U.S. and World News
- The U.K. now faces the challenge created by its vote to leave the European Union and Chancellor George Osborne cautioned it would not be “plain sailing” in the days and weeks ahead. In the fallout from the shocking vote, there have been rumblings of a “re-do” vote or a renewed independence vote in Scotland, but neither is likely to gain too much traction. The process for the U.K. to leave is will officially begin when Parliament invokes Article 50, the timing of which has yet to be determined. Candidates for the Prime Minister post that David Cameron resigned from are beginning to emerge, though prominent Brexit figurehead and former London Mayor Boris Johnson has dropped out of the running.
- Puerto Rico today defaulted on $800 million of debt payments it had constitutionally guaranteed to make to general obligation bond holders. These bond holders were supposed to receive priority before the Puerto Rican government paid out anything to state employees like police and teachers, however Governor Garcia Padilla ruled to continue running essential services on the island. This marks the first time that a U.S. state or territory has failed to pay general obligation bonds since the Great Depression. In response, Washington has pushed through a law signed by President Obama that would create a federal oversight board to oversee the restructuring of Puerto Rico’s over $70 billion of additional debt. The plan involves 1 out of every 3 dollars the island earns in revenue being used to pay off creditors.
- After falling dramatically again on Monday, markets roared back the remainder of the week and regained most if not all of the post-Brexit losses. The S&P 500 was up 3.27% for the week and closed at 2,103. The Dow Jones gained 3.18% and closed at 17,949. So far in 2016, the S&P is up 4.00% and the Dow is up 4.37%.
- Interest rates moved lower again this week despite the rally in the equity markets. The 5 year and 10 year U.S. Treasury Notes are now yielding 1.00% and 1.44%, respectively.
- The spot price of WTI Crude Oil gained 3.48% this week to close at $49.30 per barrel. WTI Crude is up 17.71% in 2016.
- The spot price of Gold gained 1.95% this week, closing at $1,341.35 per ounce. Year to date, gold prices are up 26.41%.
- Initial jobless claims came in at 268,000 which was an increase from last week’s reading of 259,000. The Labor Department noted no special factors in the data. The four week moving average for claims moved down to 266,750.
- The Case-Shiller home price index rose 0.5% in April, slightly missing expectations of 0.6%. Prices increased in 16 of the 20 cities represented in the index.

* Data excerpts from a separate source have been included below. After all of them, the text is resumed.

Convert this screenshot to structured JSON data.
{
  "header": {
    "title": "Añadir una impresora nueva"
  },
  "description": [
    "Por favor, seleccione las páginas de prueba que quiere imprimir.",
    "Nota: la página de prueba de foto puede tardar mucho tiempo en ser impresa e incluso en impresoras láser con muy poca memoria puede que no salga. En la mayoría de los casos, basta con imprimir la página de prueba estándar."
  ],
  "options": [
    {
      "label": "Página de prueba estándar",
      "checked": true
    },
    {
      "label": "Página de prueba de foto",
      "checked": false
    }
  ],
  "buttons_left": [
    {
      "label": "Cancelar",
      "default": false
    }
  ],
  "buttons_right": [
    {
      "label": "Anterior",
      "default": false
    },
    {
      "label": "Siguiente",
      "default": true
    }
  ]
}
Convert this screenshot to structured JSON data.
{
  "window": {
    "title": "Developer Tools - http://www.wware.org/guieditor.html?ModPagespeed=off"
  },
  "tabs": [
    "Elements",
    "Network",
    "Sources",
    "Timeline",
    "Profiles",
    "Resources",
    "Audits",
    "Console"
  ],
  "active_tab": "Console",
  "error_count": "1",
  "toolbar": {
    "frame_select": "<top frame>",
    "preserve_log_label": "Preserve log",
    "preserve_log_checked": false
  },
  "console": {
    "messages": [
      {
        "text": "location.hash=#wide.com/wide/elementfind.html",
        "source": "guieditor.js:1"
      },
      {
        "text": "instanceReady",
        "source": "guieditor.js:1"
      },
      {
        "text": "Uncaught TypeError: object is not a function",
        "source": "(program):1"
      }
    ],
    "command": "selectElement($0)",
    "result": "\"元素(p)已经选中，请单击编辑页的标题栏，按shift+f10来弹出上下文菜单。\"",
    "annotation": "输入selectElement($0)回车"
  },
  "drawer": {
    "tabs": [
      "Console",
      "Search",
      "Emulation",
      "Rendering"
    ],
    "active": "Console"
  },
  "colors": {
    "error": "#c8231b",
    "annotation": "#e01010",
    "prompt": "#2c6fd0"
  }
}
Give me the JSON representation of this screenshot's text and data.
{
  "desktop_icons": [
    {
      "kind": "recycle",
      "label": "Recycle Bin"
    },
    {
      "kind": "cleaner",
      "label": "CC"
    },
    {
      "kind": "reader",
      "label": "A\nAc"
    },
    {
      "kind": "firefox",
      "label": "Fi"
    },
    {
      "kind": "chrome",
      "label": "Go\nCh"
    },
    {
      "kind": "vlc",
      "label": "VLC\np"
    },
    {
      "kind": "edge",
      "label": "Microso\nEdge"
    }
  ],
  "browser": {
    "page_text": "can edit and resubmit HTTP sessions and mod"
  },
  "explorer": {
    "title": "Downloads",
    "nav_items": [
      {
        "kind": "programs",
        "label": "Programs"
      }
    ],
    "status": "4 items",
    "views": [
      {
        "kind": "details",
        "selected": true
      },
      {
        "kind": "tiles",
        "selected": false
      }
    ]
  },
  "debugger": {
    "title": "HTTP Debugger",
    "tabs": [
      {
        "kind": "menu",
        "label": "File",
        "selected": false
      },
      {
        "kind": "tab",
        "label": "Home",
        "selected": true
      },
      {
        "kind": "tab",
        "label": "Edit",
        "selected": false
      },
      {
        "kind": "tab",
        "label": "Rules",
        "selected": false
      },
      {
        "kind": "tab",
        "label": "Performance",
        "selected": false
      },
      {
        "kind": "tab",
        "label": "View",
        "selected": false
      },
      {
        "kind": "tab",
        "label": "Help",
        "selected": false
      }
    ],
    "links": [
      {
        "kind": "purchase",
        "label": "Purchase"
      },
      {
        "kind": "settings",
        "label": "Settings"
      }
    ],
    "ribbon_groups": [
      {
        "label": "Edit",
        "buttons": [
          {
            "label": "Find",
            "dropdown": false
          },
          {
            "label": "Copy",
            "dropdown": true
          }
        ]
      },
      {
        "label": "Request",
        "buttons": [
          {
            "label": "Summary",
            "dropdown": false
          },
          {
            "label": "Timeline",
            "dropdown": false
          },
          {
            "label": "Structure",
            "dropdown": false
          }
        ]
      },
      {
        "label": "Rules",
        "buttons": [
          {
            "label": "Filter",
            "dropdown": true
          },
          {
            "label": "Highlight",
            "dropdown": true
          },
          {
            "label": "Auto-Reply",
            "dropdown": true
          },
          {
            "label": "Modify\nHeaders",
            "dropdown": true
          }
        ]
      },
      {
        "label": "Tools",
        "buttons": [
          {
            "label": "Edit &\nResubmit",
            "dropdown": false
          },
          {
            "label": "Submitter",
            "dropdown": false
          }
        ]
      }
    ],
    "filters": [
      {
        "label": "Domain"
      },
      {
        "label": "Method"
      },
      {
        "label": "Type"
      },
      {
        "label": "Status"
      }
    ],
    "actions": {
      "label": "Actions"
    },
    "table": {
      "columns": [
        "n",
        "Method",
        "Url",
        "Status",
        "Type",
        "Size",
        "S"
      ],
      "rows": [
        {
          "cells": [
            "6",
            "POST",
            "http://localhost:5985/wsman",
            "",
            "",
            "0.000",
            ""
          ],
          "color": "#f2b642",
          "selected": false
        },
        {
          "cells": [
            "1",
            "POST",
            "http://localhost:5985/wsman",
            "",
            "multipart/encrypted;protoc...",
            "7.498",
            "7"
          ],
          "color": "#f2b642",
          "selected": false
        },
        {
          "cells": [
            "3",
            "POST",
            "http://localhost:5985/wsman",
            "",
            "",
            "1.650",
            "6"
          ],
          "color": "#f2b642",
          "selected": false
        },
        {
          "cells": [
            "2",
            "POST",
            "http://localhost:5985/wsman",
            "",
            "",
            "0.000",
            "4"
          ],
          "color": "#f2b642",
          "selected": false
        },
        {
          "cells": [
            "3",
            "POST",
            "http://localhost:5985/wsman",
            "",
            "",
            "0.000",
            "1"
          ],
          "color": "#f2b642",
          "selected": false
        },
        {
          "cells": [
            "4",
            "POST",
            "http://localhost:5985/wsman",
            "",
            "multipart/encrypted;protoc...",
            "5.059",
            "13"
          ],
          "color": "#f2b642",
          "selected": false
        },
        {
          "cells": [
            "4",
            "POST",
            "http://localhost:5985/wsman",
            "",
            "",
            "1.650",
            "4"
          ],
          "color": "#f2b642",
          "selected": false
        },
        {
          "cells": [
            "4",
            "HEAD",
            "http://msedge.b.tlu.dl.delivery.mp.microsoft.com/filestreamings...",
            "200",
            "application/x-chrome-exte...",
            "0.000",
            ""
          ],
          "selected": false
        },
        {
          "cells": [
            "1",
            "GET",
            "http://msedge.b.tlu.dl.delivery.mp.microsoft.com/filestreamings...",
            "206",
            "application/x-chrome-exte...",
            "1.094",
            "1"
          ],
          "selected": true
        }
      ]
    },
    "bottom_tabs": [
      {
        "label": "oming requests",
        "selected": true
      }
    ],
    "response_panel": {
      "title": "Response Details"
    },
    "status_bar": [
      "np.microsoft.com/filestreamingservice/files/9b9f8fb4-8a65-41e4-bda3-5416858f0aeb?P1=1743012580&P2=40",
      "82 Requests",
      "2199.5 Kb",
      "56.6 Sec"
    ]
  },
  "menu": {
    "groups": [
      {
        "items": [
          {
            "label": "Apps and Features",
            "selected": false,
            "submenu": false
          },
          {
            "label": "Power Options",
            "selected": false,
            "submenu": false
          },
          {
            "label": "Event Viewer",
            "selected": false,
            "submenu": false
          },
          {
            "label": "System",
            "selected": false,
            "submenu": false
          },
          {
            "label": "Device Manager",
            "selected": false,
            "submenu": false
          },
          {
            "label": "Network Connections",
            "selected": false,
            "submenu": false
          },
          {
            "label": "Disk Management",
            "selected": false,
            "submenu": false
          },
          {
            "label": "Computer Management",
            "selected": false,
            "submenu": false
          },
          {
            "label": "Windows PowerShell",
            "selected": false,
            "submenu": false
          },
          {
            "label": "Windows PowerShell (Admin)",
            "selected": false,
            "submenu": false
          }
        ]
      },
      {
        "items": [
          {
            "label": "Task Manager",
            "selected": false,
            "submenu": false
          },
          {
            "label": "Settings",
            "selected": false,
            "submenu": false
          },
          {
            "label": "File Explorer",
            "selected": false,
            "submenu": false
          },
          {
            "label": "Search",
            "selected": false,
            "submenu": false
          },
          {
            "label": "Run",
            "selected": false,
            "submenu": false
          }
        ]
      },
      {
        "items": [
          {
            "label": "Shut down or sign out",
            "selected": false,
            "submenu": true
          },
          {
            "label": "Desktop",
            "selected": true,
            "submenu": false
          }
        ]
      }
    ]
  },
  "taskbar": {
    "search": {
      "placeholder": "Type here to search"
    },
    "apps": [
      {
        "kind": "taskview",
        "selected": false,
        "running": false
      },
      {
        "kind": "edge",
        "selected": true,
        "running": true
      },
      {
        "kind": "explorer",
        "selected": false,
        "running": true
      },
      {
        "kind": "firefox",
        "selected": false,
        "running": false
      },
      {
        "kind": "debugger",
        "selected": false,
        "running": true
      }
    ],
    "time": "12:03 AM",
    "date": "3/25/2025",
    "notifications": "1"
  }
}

Over the last 12 months, home prices as measured by the index have risen 5.4%.
- The headline PCE Index (measure of inflation) rose by 0.2% in May, in line with consensus expectations. The increase was in part due to a 1.4% rise in energy goods and services prices. Over the last 12 months, headline PCE has increased 0.9%.
- The Core PCE Index (excludes food and energy, preferred measure of inflation by the Federal Reserve) also increased 0.2% in May and was in line with expectations. Over the last 12 month, Core PCE has risen 1.6%, still well short of the Fed’s 2% inflation target.
Fact of the Week
- According to the Social Security Trustees 2016 report, the trust fund backing the payment of Social Security benefits would be zero in 2035. A zero trust fund does not mean that Social Security payments would also go to zero, but rather would drop to 77% of their originally promised level (or a 23% cut to benefits). In the 2009 report, the projection had been that that the trust fund would hit zero in 2042.